1. A speech encoding method for encoding a plurality of parameters obtained by analyzing input speech, wherein a predicted value of each parameter is obtained from past encoded data, and an analysis value and a predicted value of each parameter are obtained. By performing the comparison, the degree of the effect on the auditory naturalness when the predicted value is used to generate the decoded speech is evaluated. Based on the evaluation result, more codes are assigned to a parameter having a higher degree of the effect. A coded bit, and transmitting the coded data of each parameter and bit allocation information indicating allocation of coded bits to each parameter.
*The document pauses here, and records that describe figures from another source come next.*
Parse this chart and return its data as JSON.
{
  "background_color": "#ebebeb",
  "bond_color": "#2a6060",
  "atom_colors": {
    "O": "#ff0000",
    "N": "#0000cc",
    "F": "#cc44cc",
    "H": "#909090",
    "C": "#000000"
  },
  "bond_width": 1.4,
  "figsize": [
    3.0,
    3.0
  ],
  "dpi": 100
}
2. A plurality of parameters obtained by analyzing an input voice, the effect of which on the perceived naturalness when a decoded voice is generated using encoded data of the parameters and a predicted value of the parameters. Based on the evaluation result of the degree, input the bit allocation information indicating the allocation of the coded bits determined so that the degree of the influence is more allocated to the larger parameter, and decode the coded data according to the bit allocation information. A speech decoding method characterized by generating a decoded speech by performing the decoding.
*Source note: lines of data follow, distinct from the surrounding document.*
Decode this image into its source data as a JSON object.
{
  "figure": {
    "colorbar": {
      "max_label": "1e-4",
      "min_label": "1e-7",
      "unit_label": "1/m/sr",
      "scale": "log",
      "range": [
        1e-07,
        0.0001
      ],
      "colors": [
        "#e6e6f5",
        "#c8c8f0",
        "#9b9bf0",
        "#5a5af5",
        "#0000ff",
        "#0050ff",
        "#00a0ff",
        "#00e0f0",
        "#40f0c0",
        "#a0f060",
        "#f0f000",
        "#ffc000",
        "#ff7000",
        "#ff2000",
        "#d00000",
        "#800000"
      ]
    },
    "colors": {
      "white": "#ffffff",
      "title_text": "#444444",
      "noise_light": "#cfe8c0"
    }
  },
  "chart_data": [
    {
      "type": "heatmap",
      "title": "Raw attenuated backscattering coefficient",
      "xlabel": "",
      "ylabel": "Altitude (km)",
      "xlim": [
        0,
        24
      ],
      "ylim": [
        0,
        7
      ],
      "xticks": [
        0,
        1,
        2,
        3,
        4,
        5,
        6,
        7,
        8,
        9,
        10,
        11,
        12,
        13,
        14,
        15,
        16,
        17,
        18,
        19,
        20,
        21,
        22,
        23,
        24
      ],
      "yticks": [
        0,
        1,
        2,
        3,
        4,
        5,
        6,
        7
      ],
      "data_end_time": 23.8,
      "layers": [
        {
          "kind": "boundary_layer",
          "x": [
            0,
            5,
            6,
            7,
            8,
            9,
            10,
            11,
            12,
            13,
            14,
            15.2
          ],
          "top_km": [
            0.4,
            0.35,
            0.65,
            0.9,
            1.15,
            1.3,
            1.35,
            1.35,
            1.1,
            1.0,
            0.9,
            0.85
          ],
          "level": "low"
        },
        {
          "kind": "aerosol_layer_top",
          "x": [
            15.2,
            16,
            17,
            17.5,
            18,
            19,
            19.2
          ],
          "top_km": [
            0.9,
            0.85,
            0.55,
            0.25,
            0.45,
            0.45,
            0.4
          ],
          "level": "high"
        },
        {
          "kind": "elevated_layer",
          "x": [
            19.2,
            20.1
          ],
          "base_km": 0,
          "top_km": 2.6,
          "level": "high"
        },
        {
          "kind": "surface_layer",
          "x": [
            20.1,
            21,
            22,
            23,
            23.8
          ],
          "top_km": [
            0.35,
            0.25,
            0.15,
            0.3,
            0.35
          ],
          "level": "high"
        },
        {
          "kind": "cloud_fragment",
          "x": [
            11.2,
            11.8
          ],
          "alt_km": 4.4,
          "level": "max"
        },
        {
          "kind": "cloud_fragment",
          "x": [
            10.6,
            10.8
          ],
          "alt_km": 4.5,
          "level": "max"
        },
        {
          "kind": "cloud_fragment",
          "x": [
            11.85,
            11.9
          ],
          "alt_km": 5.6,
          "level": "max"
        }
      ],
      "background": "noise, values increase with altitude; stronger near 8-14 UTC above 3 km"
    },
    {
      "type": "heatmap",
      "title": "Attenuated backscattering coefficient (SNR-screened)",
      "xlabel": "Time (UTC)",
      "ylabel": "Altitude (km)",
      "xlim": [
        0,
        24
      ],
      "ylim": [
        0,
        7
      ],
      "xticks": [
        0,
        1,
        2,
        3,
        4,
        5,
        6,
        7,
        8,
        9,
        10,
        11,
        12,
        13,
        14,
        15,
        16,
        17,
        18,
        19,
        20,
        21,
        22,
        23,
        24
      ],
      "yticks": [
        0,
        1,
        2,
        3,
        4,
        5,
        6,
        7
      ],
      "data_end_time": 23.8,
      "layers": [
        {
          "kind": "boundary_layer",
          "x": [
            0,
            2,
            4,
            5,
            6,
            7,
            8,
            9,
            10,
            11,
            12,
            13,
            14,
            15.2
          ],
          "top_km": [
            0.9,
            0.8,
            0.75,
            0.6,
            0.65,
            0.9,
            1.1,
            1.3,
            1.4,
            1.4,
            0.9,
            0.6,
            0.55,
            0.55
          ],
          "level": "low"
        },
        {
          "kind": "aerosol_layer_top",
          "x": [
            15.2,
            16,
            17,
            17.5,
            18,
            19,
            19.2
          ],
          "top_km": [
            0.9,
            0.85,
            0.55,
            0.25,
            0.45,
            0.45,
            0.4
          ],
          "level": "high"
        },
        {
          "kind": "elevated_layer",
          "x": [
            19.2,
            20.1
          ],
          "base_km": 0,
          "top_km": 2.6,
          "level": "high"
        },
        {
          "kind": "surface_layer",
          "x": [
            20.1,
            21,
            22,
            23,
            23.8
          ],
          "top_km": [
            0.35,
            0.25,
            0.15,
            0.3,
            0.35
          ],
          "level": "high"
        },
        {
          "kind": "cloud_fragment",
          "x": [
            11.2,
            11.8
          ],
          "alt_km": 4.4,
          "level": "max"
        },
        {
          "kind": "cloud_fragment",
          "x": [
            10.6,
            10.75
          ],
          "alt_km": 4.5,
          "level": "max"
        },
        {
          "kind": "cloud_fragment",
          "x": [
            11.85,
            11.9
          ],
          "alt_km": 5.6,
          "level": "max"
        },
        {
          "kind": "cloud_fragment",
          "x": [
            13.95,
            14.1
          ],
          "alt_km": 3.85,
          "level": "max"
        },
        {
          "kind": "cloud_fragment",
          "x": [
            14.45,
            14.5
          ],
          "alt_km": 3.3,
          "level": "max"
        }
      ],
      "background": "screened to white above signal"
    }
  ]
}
3. A speech encoding method for encoding a plurality of parameters obtained by analyzing an input speech, wherein a predicted value of each parameter is obtained from past encoded data, and an analysis value and a prediction value of each parameter are obtained. By comparing the values, the degree of influence on the auditory naturalness when the predicted value is used to generate the decoded speech is evaluated. Based on the evaluation result, only the parameter having a larger degree of the influence is evaluated. A speech encoding method comprising: selecting and transmitting encoded data of an analysis value of the parameter; and transmitting selection information indicating a type of the selected parameter.

4. A method in which a plurality of parameters obtained by analyzing an input voice are selected based on an evaluation result of a degree of influence on auditory naturalness when a decoded voice is generated using a predicted value of the parameter. The coded data of the analysis value of the parameter having a greater degree of influence and selection information indicating the type of the selected parameter are input. Based on the selection information, the code of the analysis value is selected for the selected parameter. A speech decoding method comprising: decoding decoded data to generate decoded speech; and generating a decoded speech by using the predicted value as it is for a parameter not selected.